Periodicamente torno in Sicilia ed ogni volta le emozioni si
ripresentano con l'intensità di sempre.
Accompagnato
dagli amici toscani che mi accordano la loro benevolenza e che
reiterano la loro splendida amicizia, ho effettuato, giorni fa, una
visita di qualche giorno per Palermo Città e per l'entroterra
palermitano, scoprendo e riscoprendo luoghi che sembravano
dimenticati, ed invece erano solo come riposti in un angolo del mio
cuore.
Dall'Aeroporto
Catullo di Verona all'Aeroporto Falcone- Borsellino di Palermo sono
appena un'ora e 20 minuti circa di volo e, pertanto, partendo in
mattinata, si raggiunge Palermo intorno alle 11,00. Questa volta
abbiamo scelto di alloggiare in un hotel di Mondello, nota borgata
marinara di Palermo.

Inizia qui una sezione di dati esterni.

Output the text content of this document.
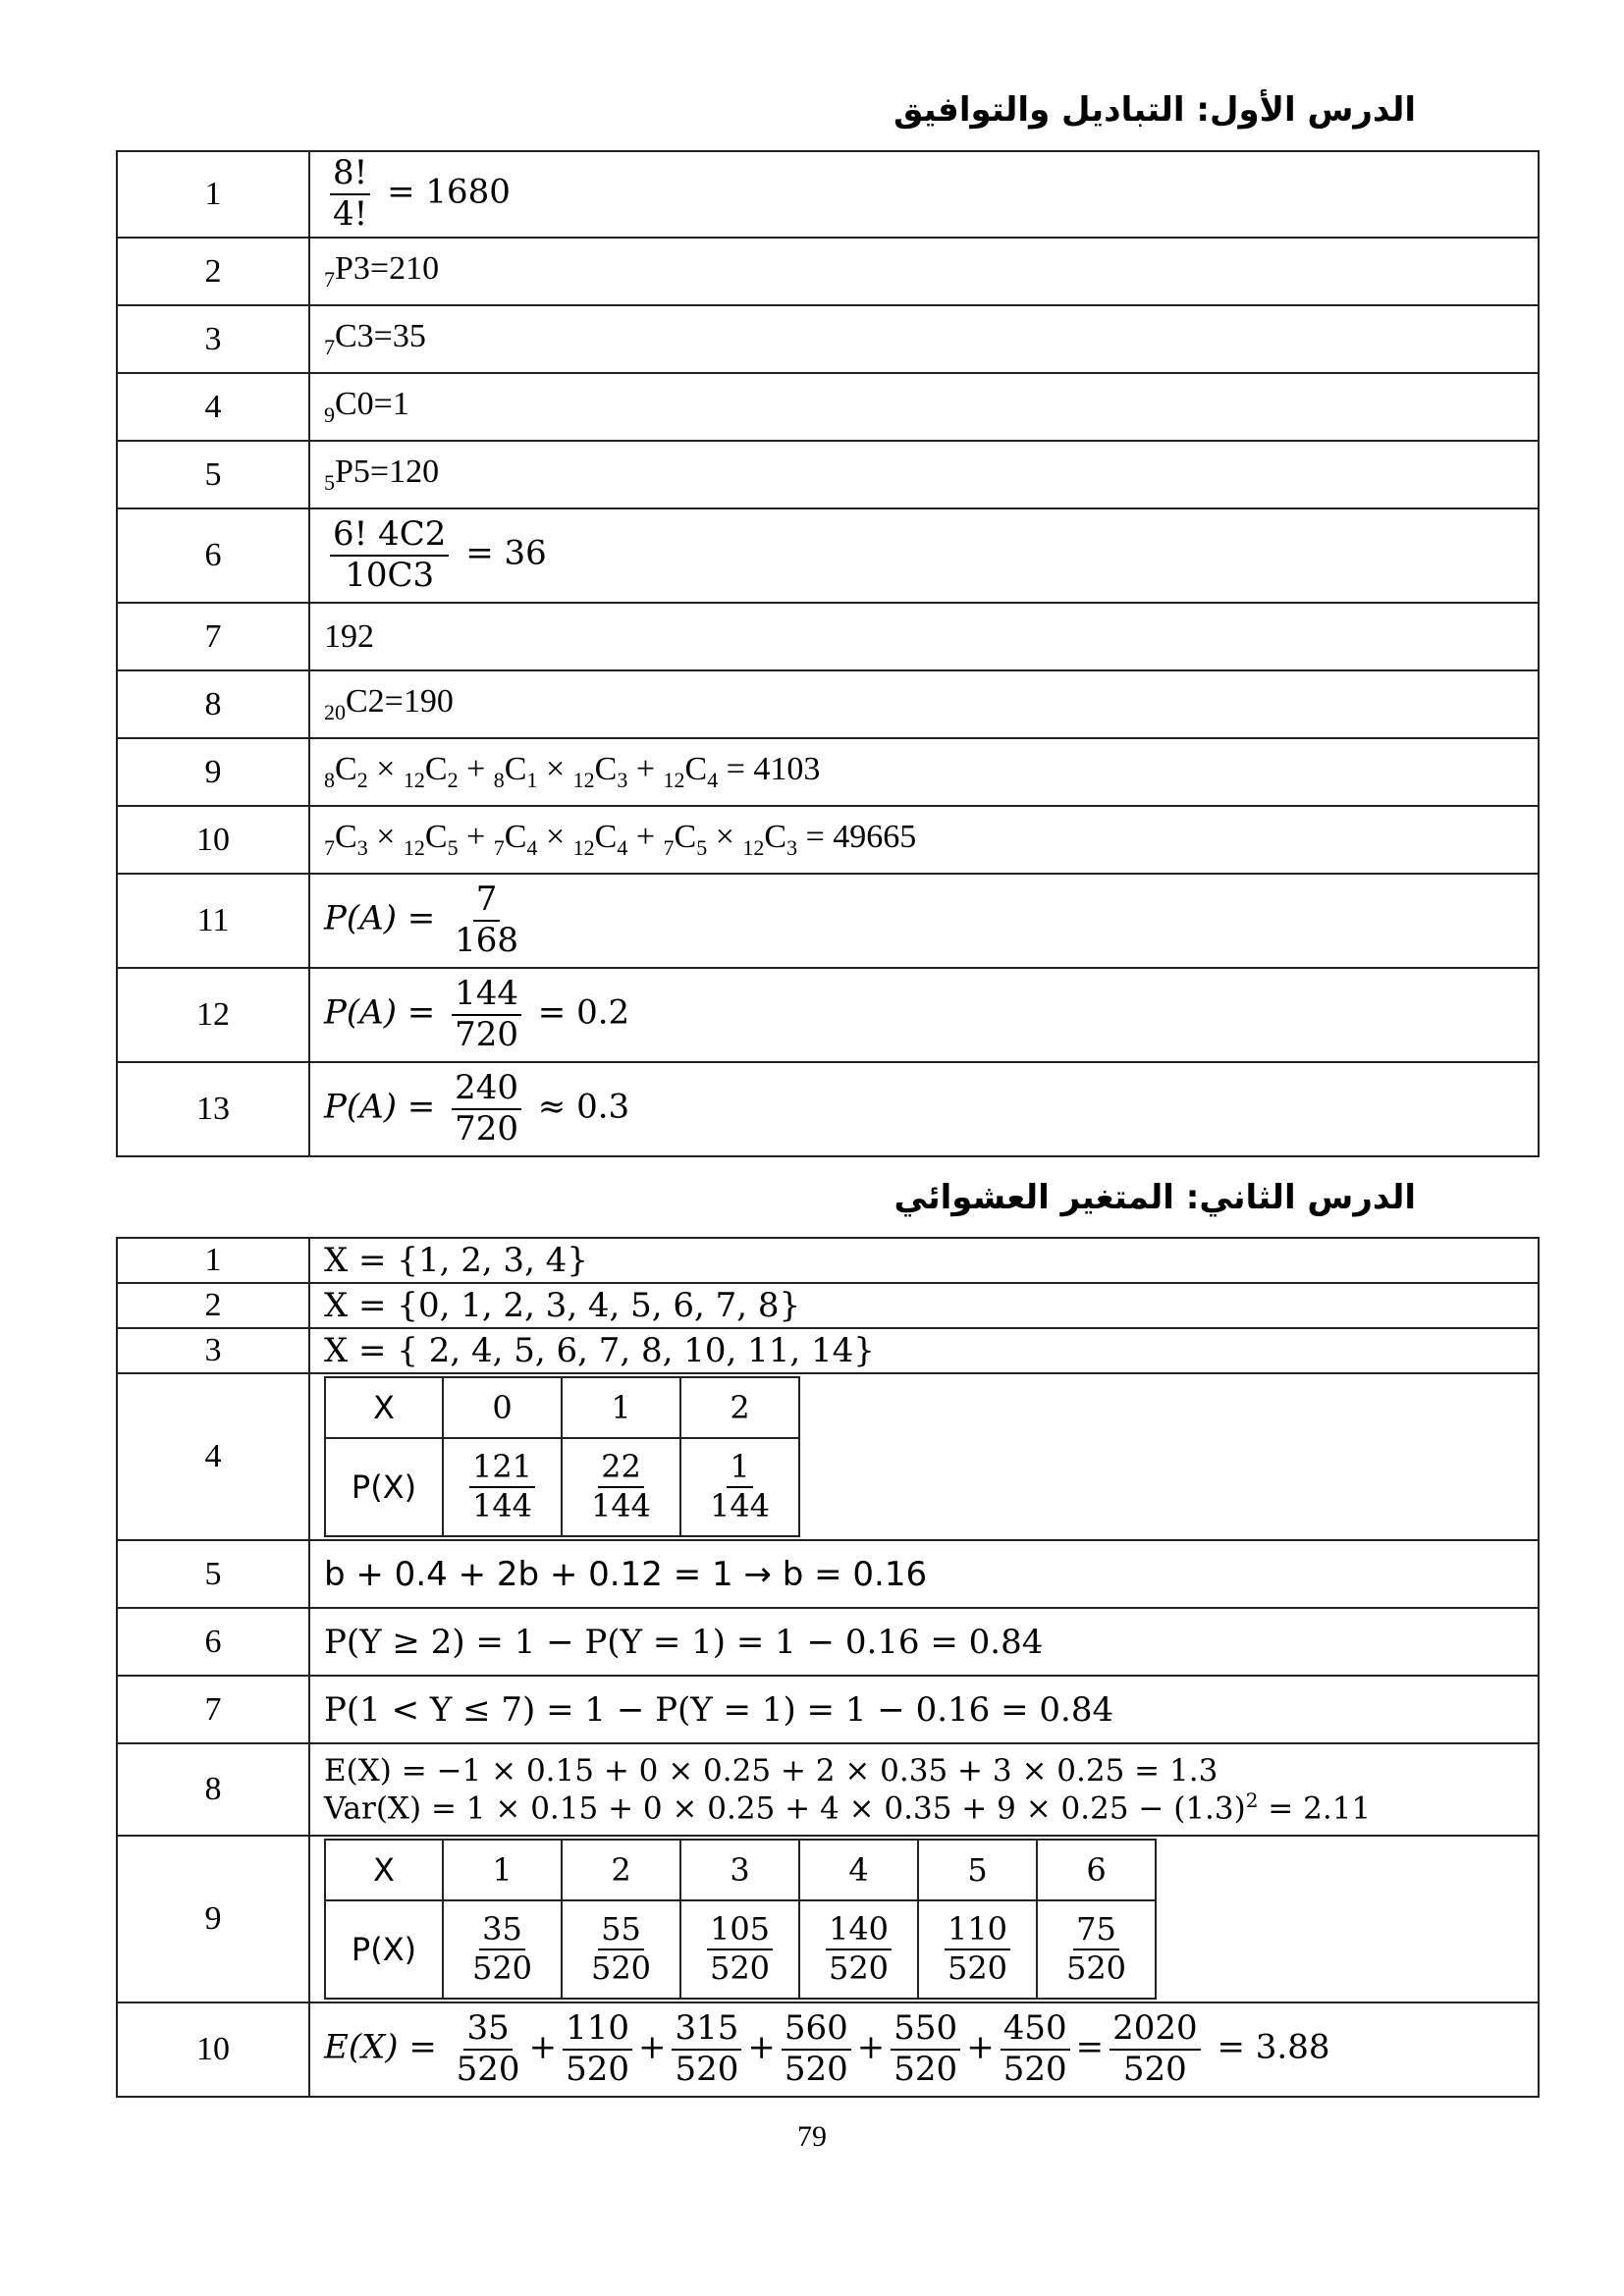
الدرس الأول: التباديل والتوافيق
1	$\frac{8!}{4!} = 1680$
2	$_7$P3=210
3	$_7$C3=35
4	$_9$C0=1
5	$_5$P5=120
6	$\frac{6! 4C2}{10C3} = 36$
7	192
8	$_{20}$C2=190
9	$_8C_2 \times _{12}C_2 + _8C_1 \times _{12}C_3 + _{12}C_4 = 4103$
10	$_7C_3 \times _{12}C_5 + _7C_4 \times _{12}C_4 + _7C_5 \times _{12}C_3 = 49665$
11	$P(A) = \frac{7}{168}$

12	$P(A) = \frac{144}{720} = 0.2$
13	$P(A) = \frac{240}{720} \approx 0.3$
الدرس الثاني: المتغير العشوائي
1	X = {1, 2, 3, 4}
2	X = {0, 1, 2, 3, 4, 5, 6, 7, 8}
3	X = { 2, 4, 5, 6, 7, 8, 10, 11, 14}
4	
X	0	1	2
P(X)	$\frac{121}{144}$	$\frac{22}{144}$	$\frac{1}{144}$

5	b + 0.4 + 2b + 0.12 = 1 → b = 0.16
6	P(Y ≥ 2) = 1 − P(Y = 1) = 1 − 0.16 = 0.84
7	P(1 < Y ≤ 7) = 1 − P(Y = 1) = 1 − 0.16 = 0.84
8	
E(X) = −1 × 0.15 + 0 × 0.25 + 2 × 0.35 + 3 × 0.25 = 1.3
$Var(X) = 1 \times 0.15 + 0 \times 0.25 + 4 \times 0.35 + 9 \times 0.25 - (1.3)^2 = 2.11$

9	
X	1	2	3	4	5	6
P(X)	$\frac{35}{520}$	$\frac{55}{520}$	$\frac{105}{520}$	$\frac{140}{520}$	$\frac{110}{520}$	$\frac{75}{520}$

10	$E(X) = \frac{35}{520} + \frac{110}{520} + \frac{315}{520} + \frac{560}{520} + \frac{550}{520} + \frac{450}{520} = \frac{2020}{520} = 3.88$
79
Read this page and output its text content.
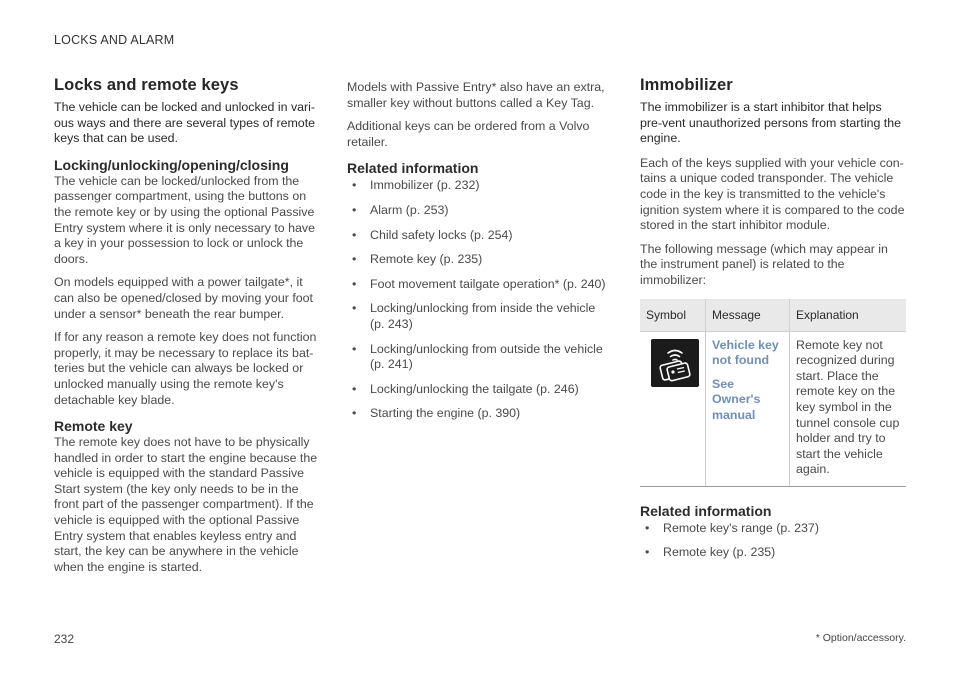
LOCKS AND ALARM
Locks and remote keys
The vehicle can be locked and unlocked in vari-ous ways and there are several types of remote keys that can be used.
Locking/unlocking/opening/closing

The vehicle can be locked/unlocked from the passenger compartment, using the buttons on the remote key or by using the optional Passive Entry system where it is only necessary to have a key in your possession to lock or unlock the doors.

On models equipped with a power tailgate*, it can also be opened/closed by moving your foot under a sensor* beneath the rear bumper.

If for any reason a remote key does not function properly, it may be necessary to replace its bat-teries but the vehicle can always be locked or unlocked manually using the remote key's detachable key blade.

Remote key

The remote key does not have to be physically handled in order to start the engine because the vehicle is equipped with the standard Passive Start system (the key only needs to be in the front part of the passenger compartment). If the vehicle is equipped with the optional Passive Entry system that enables keyless entry and start, the key can be anywhere in the vehicle when the engine is started.

Models with Passive Entry* also have an extra, smaller key without buttons called a Key Tag.

Additional keys can be ordered from a Volvo retailer.

Related information
• Immobilizer (p. 232)
• Alarm (p. 253)
• Child safety locks (p. 254)
• Remote key (p. 235)
• Foot movement tailgate operation* (p. 240)
• Locking/unlocking from inside the vehicle (p. 243)
• Locking/unlocking from outside the vehicle (p. 241)
• Locking/unlocking the tailgate (p. 246)
• Starting the engine (p. 390)
Immobilizer
The immobilizer is a start inhibitor that helps pre-vent unauthorized persons from starting the engine.

Each of the keys supplied with your vehicle con-tains a unique coded transponder. The vehicle code in the key is transmitted to the vehicle's ignition system where it is compared to the code stored in the start inhibitor module.

The following message (which may appear in the instrument panel) is related to the immobilizer:

Symbol	Message	Explanation

	Vehicle key not found
See Owner's manual	Remote key not recognized during start. Place the remote key on the key symbol in the tunnel console cup holder and try to start the vehicle again.
Related information
• Remote key's range (p. 237)
• Remote key (p. 235)
232	* Option/accessory.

Il cielo blu, il sole e la spiaggia ci hanno
accolto con i migliori auspici ed è con questo spirito che, dopo un
lauto pranzo a base di pesce presso uno dei tanti ristoranti del
luogo, abbiamo preferito trascorrere il pomeriggio passeggiando per
il litorale, con una caldo che che ci ha fatto dimenticare il freddo
pungente di Verona.
24/11/2016
Premesso
che si era stilato un programma di massima per visitare alcuni luoghi
di interesse culturale in Città e nell'entroterra palermitano, la
mattina successiva all'arrivo, dopo l'abbondante colazione fatta presso l'Hotel
che ci ha ospitato per tutti i giorni di permanenza, siamo partiti
per Cefalà Diana, posto a circa 36 Km. da Palermo.
Cefalà Diana si
trova in una zona abitata sin dall'età romana, frequentata
nell'epoca bizantina ed è importante ricordare che il termine
kefalades/ΚΕΦΑΛΑΔΕΣ (plurale di kefalàs/ΚΕΦΑΛΑΣ) era
anche un appellativo attribuito agli arconti nobili militari,
probabilmente per sottolineare il loro ruolo di capi o comandanti
dell'esercito - un po' come noi usiamo il termine capoccia nel senso
di capo: in questo senso, allora, non è escluso che alcune di queste
famiglie abbiano effettivamente un legame con un kefalàs bizantino.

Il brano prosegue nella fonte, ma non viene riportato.